Clearing the old railway line was the first step in creating the 62-mile Illinois Prairie Path, which runs today through Kane, Cook and DuPage counties. On Wednesday, DuPage County officials and longtime advocates kicked off the path’s 50th year with a countdown to its golden anniversary, including speakers talking about the path.

“When we started, it was just this abandoned railroad right of way,” Mooring said.

Mooring, 91, served as the path’s nonprofit board president for more than 20 years, and still sits on the panel with his wife, Jean, 86.

Today, the path is maintained cooperatively by DuPage County and municipalities, park districts, utility companies, forest preserves and volunteers. It sees about 20,000 uses each week, said Bob Sobie, president of the Illinois Prairie Path not-for-profit corporation.

A former naturalist at Lisle’s Morton Arboretum, the late May Theilgaard Watts, is credited with bringing the path to fruition.
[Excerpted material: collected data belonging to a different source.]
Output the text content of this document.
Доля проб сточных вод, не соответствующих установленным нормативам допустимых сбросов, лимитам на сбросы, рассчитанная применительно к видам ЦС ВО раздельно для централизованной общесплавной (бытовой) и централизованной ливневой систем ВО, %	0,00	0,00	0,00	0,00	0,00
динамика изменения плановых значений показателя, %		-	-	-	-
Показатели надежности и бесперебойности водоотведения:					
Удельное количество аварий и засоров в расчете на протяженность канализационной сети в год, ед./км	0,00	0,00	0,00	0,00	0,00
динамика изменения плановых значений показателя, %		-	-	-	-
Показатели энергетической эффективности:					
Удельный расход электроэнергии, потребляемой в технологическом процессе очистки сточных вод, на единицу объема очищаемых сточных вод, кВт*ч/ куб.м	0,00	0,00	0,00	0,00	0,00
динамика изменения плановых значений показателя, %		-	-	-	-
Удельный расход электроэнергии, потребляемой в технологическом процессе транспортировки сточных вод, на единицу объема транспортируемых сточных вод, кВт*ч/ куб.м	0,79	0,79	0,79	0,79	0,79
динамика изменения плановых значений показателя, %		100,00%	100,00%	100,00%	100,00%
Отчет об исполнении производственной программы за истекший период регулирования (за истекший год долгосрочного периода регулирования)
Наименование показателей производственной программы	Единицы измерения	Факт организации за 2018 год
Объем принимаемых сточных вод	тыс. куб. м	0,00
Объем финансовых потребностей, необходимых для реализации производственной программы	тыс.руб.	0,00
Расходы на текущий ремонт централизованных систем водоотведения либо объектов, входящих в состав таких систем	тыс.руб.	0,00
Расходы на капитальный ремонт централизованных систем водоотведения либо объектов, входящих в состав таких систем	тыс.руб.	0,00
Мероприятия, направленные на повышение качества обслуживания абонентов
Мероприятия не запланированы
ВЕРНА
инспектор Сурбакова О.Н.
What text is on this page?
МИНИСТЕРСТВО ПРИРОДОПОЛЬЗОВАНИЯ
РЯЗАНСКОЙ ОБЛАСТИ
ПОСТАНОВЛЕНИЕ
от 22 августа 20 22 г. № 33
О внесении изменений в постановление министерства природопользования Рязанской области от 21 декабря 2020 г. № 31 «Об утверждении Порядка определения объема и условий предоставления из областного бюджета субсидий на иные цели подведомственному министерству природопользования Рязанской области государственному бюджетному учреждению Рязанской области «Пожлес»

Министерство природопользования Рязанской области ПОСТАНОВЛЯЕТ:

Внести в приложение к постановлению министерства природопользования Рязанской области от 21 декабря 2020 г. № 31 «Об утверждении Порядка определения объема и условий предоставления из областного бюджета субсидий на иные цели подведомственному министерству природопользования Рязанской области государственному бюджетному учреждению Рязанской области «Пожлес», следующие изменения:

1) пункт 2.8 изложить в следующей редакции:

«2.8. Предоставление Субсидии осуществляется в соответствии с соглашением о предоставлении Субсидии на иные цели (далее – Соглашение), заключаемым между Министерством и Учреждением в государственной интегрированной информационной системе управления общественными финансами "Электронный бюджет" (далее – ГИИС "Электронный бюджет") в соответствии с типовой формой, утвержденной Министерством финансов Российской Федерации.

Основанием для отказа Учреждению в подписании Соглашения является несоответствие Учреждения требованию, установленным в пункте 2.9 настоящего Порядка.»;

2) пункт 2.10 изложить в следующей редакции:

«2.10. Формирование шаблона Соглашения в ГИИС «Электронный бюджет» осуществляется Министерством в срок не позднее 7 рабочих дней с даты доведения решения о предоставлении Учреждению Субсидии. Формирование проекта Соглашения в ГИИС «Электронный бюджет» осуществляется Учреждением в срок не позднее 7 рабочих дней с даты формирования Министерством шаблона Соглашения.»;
A letter to the editor she wrote to the Chicago Tribune in 1963, proposing a conversion of the abandoned railroad line into a nature path, is credited with starting a volunteer-driven movement to make it happen, according to information from DuPage County officials.
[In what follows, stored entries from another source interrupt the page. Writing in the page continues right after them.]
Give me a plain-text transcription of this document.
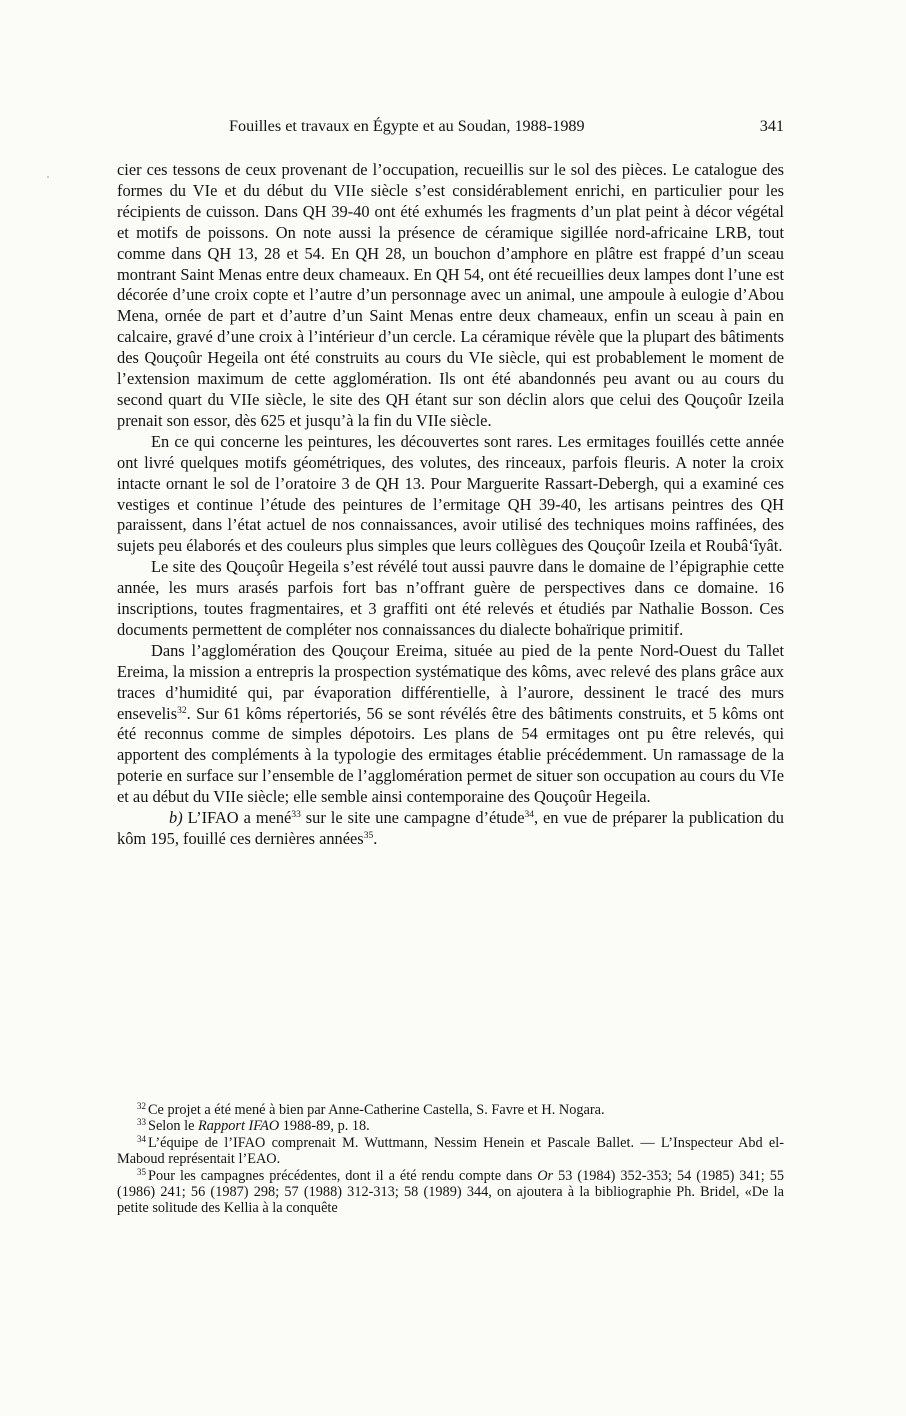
Fouilles et travaux en Égypte et au Soudan, 1988-1989	341

cier ces tessons de ceux provenant de l’occupation, recueillis sur le sol des pièces. Le catalogue des formes du VIe et du début du VIIe siècle s’est considérablement enrichi, en particulier pour les récipients de cuisson. Dans QH 39-40 ont été exhumés les fragments d’un plat peint à décor végétal et motifs de poissons. On note aussi la présence de céramique sigillée nord-africaine LRB, tout comme dans QH 13, 28 et 54. En QH 28, un bouchon d’amphore en plâtre est frappé d’un sceau montrant Saint Menas entre deux chameaux. En QH 54, ont été recueillies deux lampes dont l’une est décorée d’une croix copte et l’autre d’un personnage avec un animal, une ampoule à eulogie d’Abou Mena, ornée de part et d’autre d’un Saint Menas entre deux chameaux, enfin un sceau à pain en calcaire, gravé d’une croix à l’intérieur d’un cercle. La céramique révèle que la plupart des bâtiments des Qouçoûr Hegeila ont été construits au cours du VIe siècle, qui est probablement le moment de l’extension maximum de cette agglomération. Ils ont été abandonnés peu avant ou au cours du second quart du VIIe siècle, le site des QH étant sur son déclin alors que celui des Qouçoûr Izeila prenait son essor, dès 625 et jusqu’à la fin du VIIe siècle.

En ce qui concerne les peintures, les découvertes sont rares. Les ermitages fouillés cette année ont livré quelques motifs géométriques, des volutes, des rinceaux, parfois fleuris. A noter la croix intacte ornant le sol de l’oratoire 3 de QH 13. Pour Marguerite Rassart-Debergh, qui a examiné ces vestiges et continue l’étude des peintures de l’ermitage QH 39-40, les artisans peintres des QH paraissent, dans l’état actuel de nos connaissances, avoir utilisé des techniques moins raffinées, des sujets peu élaborés et des couleurs plus simples que leurs collègues des Qouçoûr Izeila et Roubâ‘îyât.

Le site des Qouçoûr Hegeila s’est révélé tout aussi pauvre dans le domaine de l’épigraphie cette année, les murs arasés parfois fort bas n’offrant guère de perspectives dans ce domaine. 16 inscriptions, toutes fragmentaires, et 3 graffiti ont été relevés et étudiés par Nathalie Bosson. Ces documents permettent de compléter nos connaissances du dialecte bohaïrique primitif.

Dans l’agglomération des Qouçour Ereima, située au pied de la pente Nord-Ouest du Tallet Ereima, la mission a entrepris la prospection systématique des kôms, avec relevé des plans grâce aux traces d’humidité qui, par évaporation différentielle, à l’aurore, dessinent le tracé des murs ensevelis$^{32}$. Sur 61 kôms répertoriés, 56 se sont révélés être des bâtiments construits, et 5 kôms ont été reconnus comme de simples dépotoirs. Les plans de 54 ermitages ont pu être relevés, qui apportent des compléments à la typologie des ermitages établie précédemment. Un ramassage de la poterie en surface sur l’ensemble de l’agglomération permet de situer son occupation au cours du VIe et au début du VIIe siècle; elle semble ainsi contemporaine des Qouçoûr Hegeila.

b) L’IFAO a mené$^{33}$ sur le site une campagne d’étude$^{34}$, en vue de préparer la publication du kôm 195, fouillé ces dernières années$^{35}$.

$^{32}$ Ce projet a été mené à bien par Anne-Catherine Castella, S. Favre et H. Nogara.

$^{33}$ Selon le Rapport IFAO 1988-89, p. 18.

$^{34}$ L’équipe de l’IFAO comprenait M. Wuttmann, Nessim Henein et Pascale Ballet. — L’Inspecteur Abd el-Maboud représentait l’EAO.

$^{35}$ Pour les campagnes précédentes, dont il a été rendu compte dans Or 53 (1984) 352-353; 54 (1985) 341; 55 (1986) 241; 56 (1987) 298; 57 (1988) 312-313; 58 (1989) 344, on ajoutera à la bibliographie Ph. Bridel, «De la petite solitude des Kellia à la conquête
Jean Mooring said she remembers the day Watts visited her garden club in Glen Ellyn to recruit help for the path. She recalls overseeing the purchase of limestone to pave the trail.

The Moorings, who live about a mile away from the path in Glen Ellyn, still visit the trail to pick up garbage and empty a trash container that’s inaccessible to waste management workers, Jean Mooring said. They’re committed to the job, even if it means taking the trash to their own garbage can at home. The chore doesn’t faze the couple.

“We love to see people enjoying the prairie path whether on it or talking about it,” Jean Mooring said. “It’s a really fun thing for us. We love it.”

Some officials say the path helps attract and retain business in the communities it intersects, while bolstering the value of nearby homes.

“Basically the Prairie Path and the entire trail system is one of the amenities that enhances our quality of life here,” said DuPage County Board Member Grant Eckhoff, who represents Wheaton and Glen Ellyn, two communities along the path.

Sobie said supporters will mark next year’s anniversary with several celebration events, such as a trail cleanup day.